Although we have a few written accounts of the Antonine Plague, only Galen described the disease in detailed clinical terms. He carefully documented symptoms of epidemic victims: a black, ulcerative-then-scabbing full-body rash; ulcerations of the larynx, trachea, and esophagus; black diarrhea; coughing; intense heat; pulse changes; and possibly disfiguring scarring. Galen was working in an era before germ theory, and he makes only one passing speculative comment about the plague’s possible transmission, noting the Hippocratic concept that breath could “corrupt” the air. Although it is difficult to diagnose illnesses retroactively based on ancient descriptions—in part because Galen understood the plague in humoral terms as an accumulation of black bile, and in part because infectious diseases themselves mutate and change over time—historians today believe that the Antonine Plague could have been a visitation of smallpox, but it remains an ongoing point of scholarly debate. 

Galen treated hundreds of patients before distancing himself from its epicenter not long after the outbreak. Smallpox is extremely contagious, and Galen never mentions becoming ill with the plague himself. If the disease was indeed smallpox, how did he avoid contracting it and how did he treat it?
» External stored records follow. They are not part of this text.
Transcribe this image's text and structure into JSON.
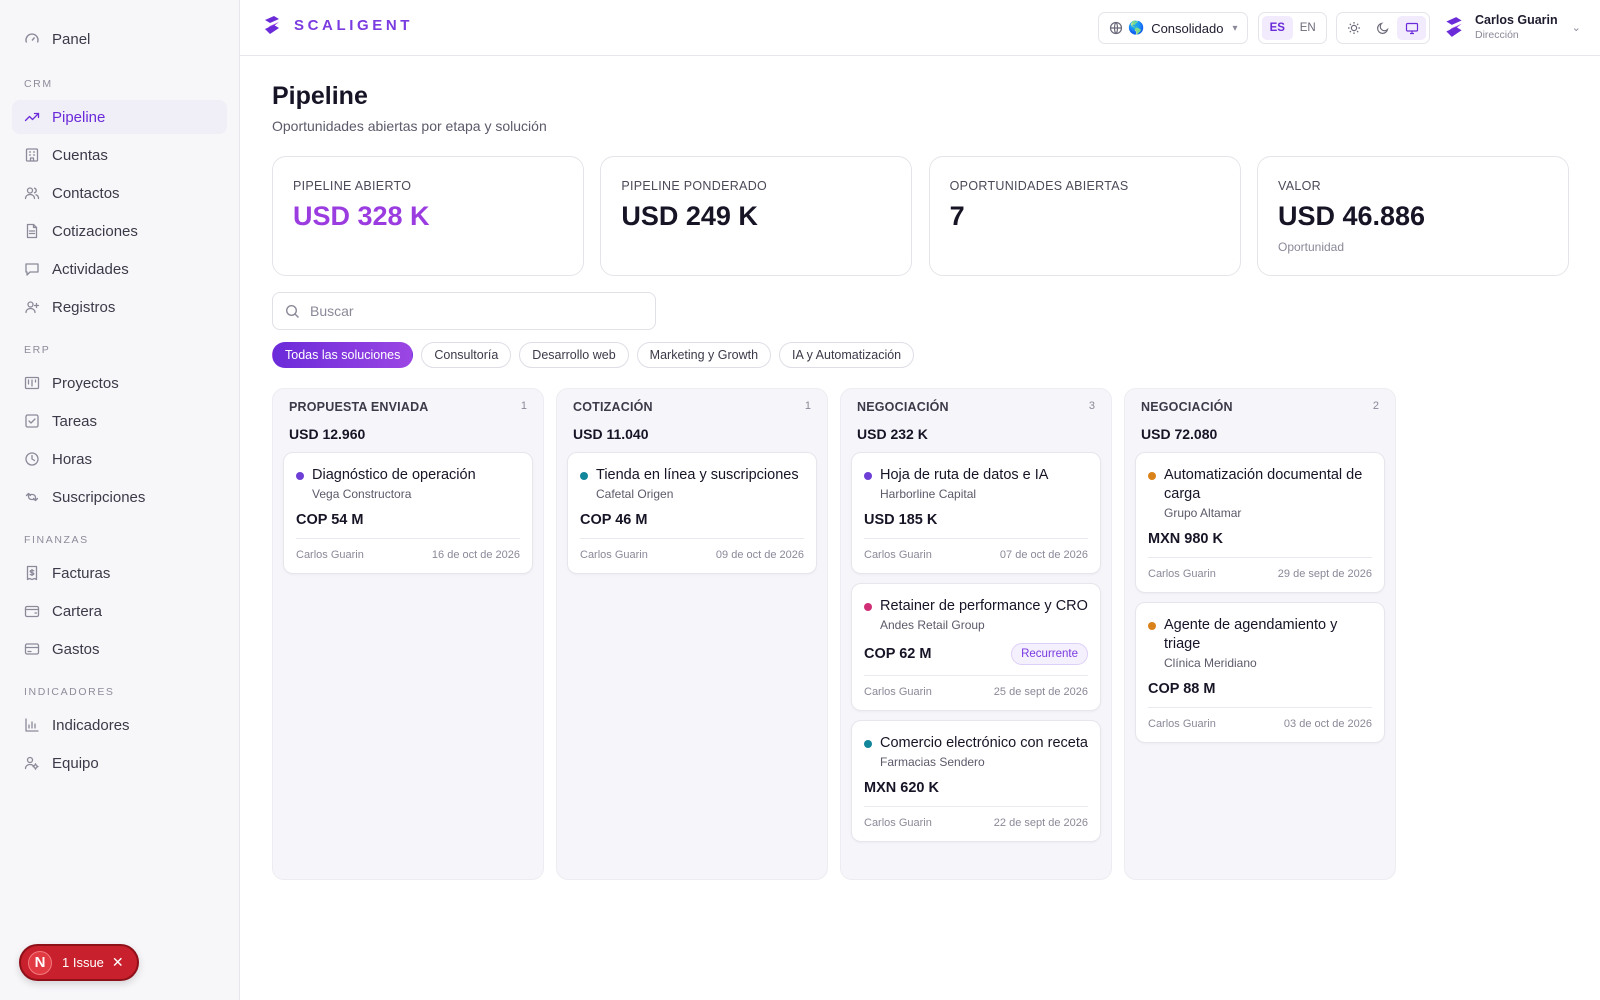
{
  "brand": {
    "name": "SCALIGENT",
    "accent": "#7a3be0"
  },
  "sidebar": {
    "top_item": {
      "label": "Panel",
      "icon": "gauge-icon"
    },
    "sections": [
      {
        "title": "CRM",
        "items": [
          {
            "label": "Pipeline",
            "icon": "trend-icon",
            "active": true
          },
          {
            "label": "Cuentas",
            "icon": "building-icon"
          },
          {
            "label": "Contactos",
            "icon": "users-icon"
          },
          {
            "label": "Cotizaciones",
            "icon": "document-icon"
          },
          {
            "label": "Actividades",
            "icon": "chat-icon"
          },
          {
            "label": "Registros",
            "icon": "user-plus-icon"
          }
        ]
      },
      {
        "title": "ERP",
        "items": [
          {
            "label": "Proyectos",
            "icon": "kanban-icon"
          },
          {
            "label": "Tareas",
            "icon": "checkbox-icon"
          },
          {
            "label": "Horas",
            "icon": "clock-icon"
          },
          {
            "label": "Suscripciones",
            "icon": "repeat-icon"
          }
        ]
      },
      {
        "title": "FINANZAS",
        "items": [
          {
            "label": "Facturas",
            "icon": "invoice-icon"
          },
          {
            "label": "Cartera",
            "icon": "wallet-icon"
          },
          {
            "label": "Gastos",
            "icon": "card-icon"
          }
        ]
      },
      {
        "title": "INDICADORES",
        "items": [
          {
            "label": "Indicadores",
            "icon": "bar-chart-icon"
          },
          {
            "label": "Equipo",
            "icon": "team-icon"
          }
        ]
      }
    ]
  },
  "issue_badge": {
    "letter": "N",
    "label": "1 Issue"
  },
  "topbar": {
    "entity_selector": {
      "value": "Consolidado",
      "flag": "🌎"
    },
    "languages": [
      "ES",
      "EN"
    ],
    "active_language": "ES",
    "user": {
      "name": "Carlos Guarin",
      "role": "Dirección"
    }
  },
  "page": {
    "title": "Pipeline",
    "subtitle": "Oportunidades abiertas por etapa y solución"
  },
  "kpis": [
    {
      "label": "PIPELINE ABIERTO",
      "value": "USD 328 K",
      "accent": true,
      "note": ""
    },
    {
      "label": "PIPELINE PONDERADO",
      "value": "USD 249 K",
      "accent": false,
      "note": ""
    },
    {
      "label": "OPORTUNIDADES ABIERTAS",
      "value": "7",
      "accent": false,
      "note": ""
    },
    {
      "label": "VALOR",
      "value": "USD 46.886",
      "accent": false,
      "note": "Oportunidad"
    }
  ],
  "search": {
    "placeholder": "Buscar",
    "value": ""
  },
  "filters": [
    {
      "label": "Todas las soluciones",
      "active": true
    },
    {
      "label": "Consultoría",
      "active": false
    },
    {
      "label": "Desarrollo web",
      "active": false
    },
    {
      "label": "Marketing y Growth",
      "active": false
    },
    {
      "label": "IA y Automatización",
      "active": false
    }
  ],
  "columns": [
    {
      "name": "PROPUESTA ENVIADA",
      "count": "1",
      "total": "USD 12.960",
      "cards": [
        {
          "title": "Diagnóstico de operación",
          "client": "Vega Constructora",
          "amount": "COP 54 M",
          "owner": "Carlos Guarin",
          "date": "16 de oct de 2026",
          "dot_color": "#6d3fd6",
          "badge": ""
        }
      ]
    },
    {
      "name": "COTIZACIÓN",
      "count": "1",
      "total": "USD 11.040",
      "cards": [
        {
          "title": "Tienda en línea y suscripciones",
          "client": "Cafetal Origen",
          "amount": "COP 46 M",
          "owner": "Carlos Guarin",
          "date": "09 de oct de 2026",
          "dot_color": "#12869a",
          "badge": ""
        }
      ]
    },
    {
      "name": "NEGOCIACIÓN",
      "count": "3",
      "total": "USD 232 K",
      "cards": [
        {
          "title": "Hoja de ruta de datos e IA",
          "client": "Harborline Capital",
          "amount": "USD 185 K",
          "owner": "Carlos Guarin",
          "date": "07 de oct de 2026",
          "dot_color": "#6d3fd6",
          "badge": ""
        },
        {
          "title": "Retainer de performance y CRO",
          "client": "Andes Retail Group",
          "amount": "COP 62 M",
          "owner": "Carlos Guarin",
          "date": "25 de sept de 2026",
          "dot_color": "#d02f76",
          "badge": "Recurrente"
        },
        {
          "title": "Comercio electrónico con receta",
          "client": "Farmacias Sendero",
          "amount": "MXN 620 K",
          "owner": "Carlos Guarin",
          "date": "22 de sept de 2026",
          "dot_color": "#12869a",
          "badge": ""
        }
      ]
    },
    {
      "name": "NEGOCIACIÓN",
      "count": "2",
      "total": "USD 72.080",
      "cards": [
        {
          "title": "Automatización documental de carga",
          "client": "Grupo Altamar",
          "amount": "MXN 980 K",
          "owner": "Carlos Guarin",
          "date": "29 de sept de 2026",
          "dot_color": "#d9821a",
          "badge": ""
        },
        {
          "title": "Agente de agendamiento y triage",
          "client": "Clínica Meridiano",
          "amount": "COP 88 M",
          "owner": "Carlos Guarin",
          "date": "03 de oct de 2026",
          "dot_color": "#d9821a",
          "badge": ""
        }
      ]
    }
  ]
}
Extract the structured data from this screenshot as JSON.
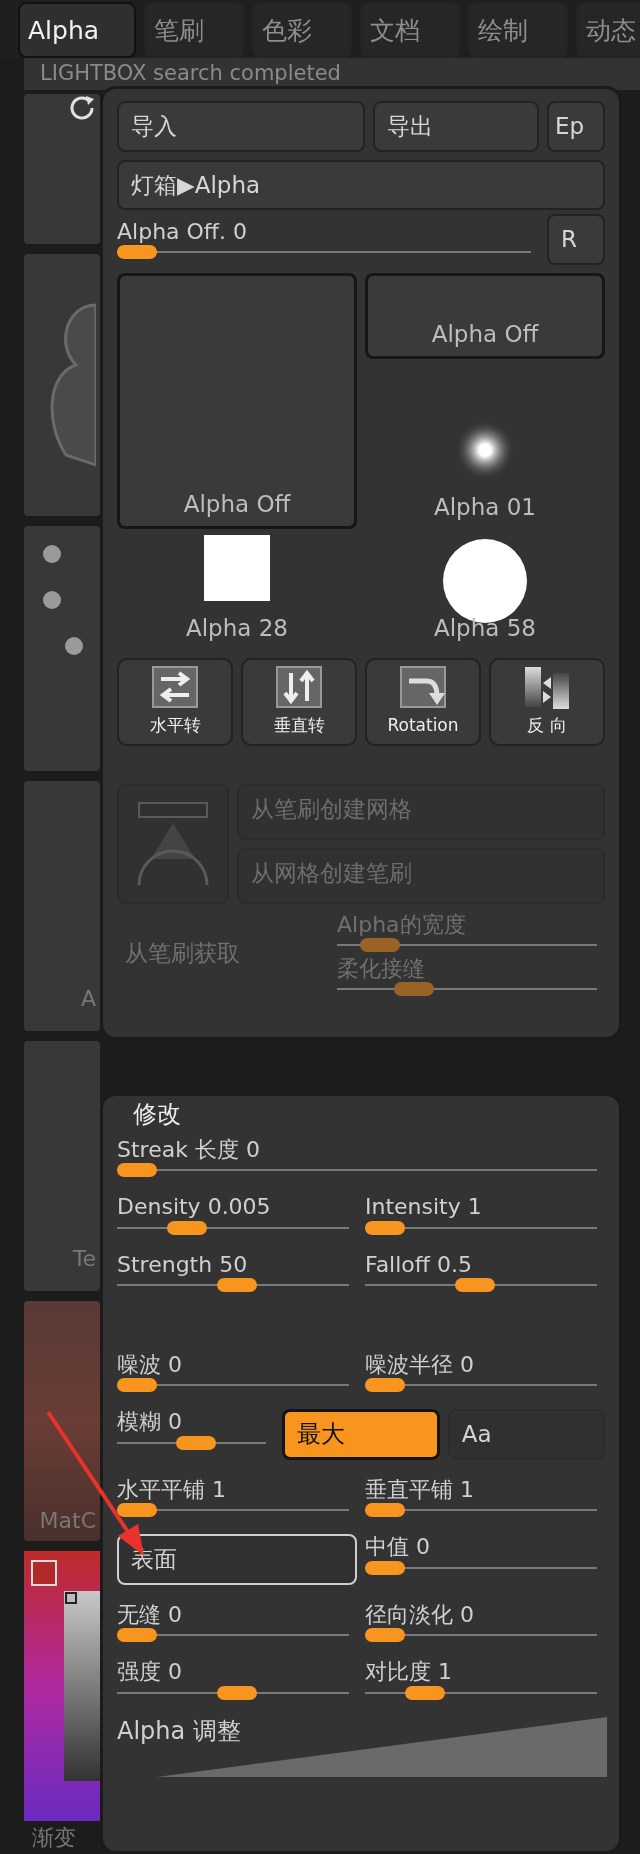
{
  "tabs": [
    {
      "label": "Alpha",
      "selected": true
    },
    {
      "label": "笔刷",
      "selected": false
    },
    {
      "label": "色彩",
      "selected": false
    },
    {
      "label": "文档",
      "selected": false
    },
    {
      "label": "绘制",
      "selected": false
    },
    {
      "label": "动态",
      "selected": false
    }
  ],
  "background": {
    "status": "LIGHTBOX search completed",
    "side_labels": [
      "A",
      "Te",
      "MatC",
      "渐变"
    ]
  },
  "alpha_panel": {
    "top_buttons": [
      {
        "label": "导入"
      },
      {
        "label": "导出"
      },
      {
        "label": "Ep"
      }
    ],
    "lightbox_button": "灯箱▶Alpha",
    "alpha_slider": {
      "label": "Alpha Off. 0",
      "level": 0
    },
    "reset_button": "R",
    "preview": {
      "label": "Alpha Off"
    },
    "thumbnails": [
      {
        "label": "Alpha Off",
        "selected": true,
        "kind": "empty"
      },
      {
        "label": "Alpha 01",
        "selected": false,
        "kind": "soft"
      },
      {
        "label": "Alpha 28",
        "selected": false,
        "kind": "square"
      },
      {
        "label": "Alpha 58",
        "selected": false,
        "kind": "circle"
      }
    ],
    "tools": [
      {
        "label": "水平转",
        "kind": "flip-h"
      },
      {
        "label": "垂直转",
        "kind": "flip-v"
      },
      {
        "label": "Rotation",
        "kind": "rotate"
      },
      {
        "label": "反 向",
        "kind": "invert"
      }
    ],
    "mesh_buttons": [
      {
        "label": "从笔刷创建网格",
        "disabled": true
      },
      {
        "label": "从网格创建笔刷",
        "disabled": true
      }
    ],
    "grab_button": {
      "label": "从笔刷获取",
      "disabled": true
    },
    "disabled_sliders": [
      {
        "label": "Alpha的宽度",
        "level": 0.1,
        "disabled": true
      },
      {
        "label": "柔化接缝",
        "level": 0.25,
        "disabled": true
      }
    ]
  },
  "modify_panel": {
    "title": "修改",
    "rows": [
      {
        "cells": [
          {
            "kind": "slider",
            "label": "Streak 长度 0",
            "level": 0
          }
        ]
      },
      {
        "cells": [
          {
            "kind": "slider",
            "label": "Density 0.005",
            "level": 0.25
          },
          {
            "kind": "slider",
            "label": "Intensity 1",
            "level": 0
          }
        ]
      },
      {
        "cells": [
          {
            "kind": "slider",
            "label": "Strength 50",
            "level": 0.5
          },
          {
            "kind": "slider",
            "label": "Falloff 0.5",
            "level": 0.45
          }
        ]
      },
      {
        "cells": [
          {
            "kind": "slider",
            "label": "噪波 0",
            "level": 0
          },
          {
            "kind": "slider",
            "label": "噪波半径 0",
            "level": 0
          }
        ]
      },
      {
        "cells": [
          {
            "kind": "slider",
            "label": "模糊 0",
            "level": 0.5
          },
          {
            "kind": "toggle",
            "label": "最大",
            "on": true
          },
          {
            "kind": "button",
            "label": "Aa",
            "selected": false
          }
        ]
      },
      {
        "cells": [
          {
            "kind": "slider",
            "label": "水平平铺 1",
            "level": 0
          },
          {
            "kind": "slider",
            "label": "垂直平铺 1",
            "level": 0
          }
        ]
      },
      {
        "cells": [
          {
            "kind": "button",
            "label": "表面",
            "selected": true
          },
          {
            "kind": "slider",
            "label": "中值 0",
            "level": 0
          }
        ]
      },
      {
        "cells": [
          {
            "kind": "slider",
            "label": "无缝 0",
            "level": 0
          },
          {
            "kind": "slider",
            "label": "径向淡化 0",
            "level": 0
          }
        ]
      },
      {
        "cells": [
          {
            "kind": "slider",
            "label": "强度 0",
            "level": 0.5
          },
          {
            "kind": "slider",
            "label": "对比度 1",
            "level": 0.2
          }
        ]
      }
    ],
    "curve_label": "Alpha 调整"
  }
}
It is possible that an ancient strain of smallpox may have allowed for asymptomatic carriers; or, following years of animal dissections and vivisection, Galen may have developed immunity from a less-severe animal-infecting relative of the virus (cowpox, for example, can provide protection against smallpox). Galen describes a number of different treatments for the plague—milk from Stabiae (near Pompeii), earth from Armina, urine of a boy—and while he considers some of these prescriptions helpful, even his otherwise heroic powers were limited in the face of the pandemic:

“For that plague, like some beast, foully destroyed not a few people, but even rampaged over whole cities and destroyed them.”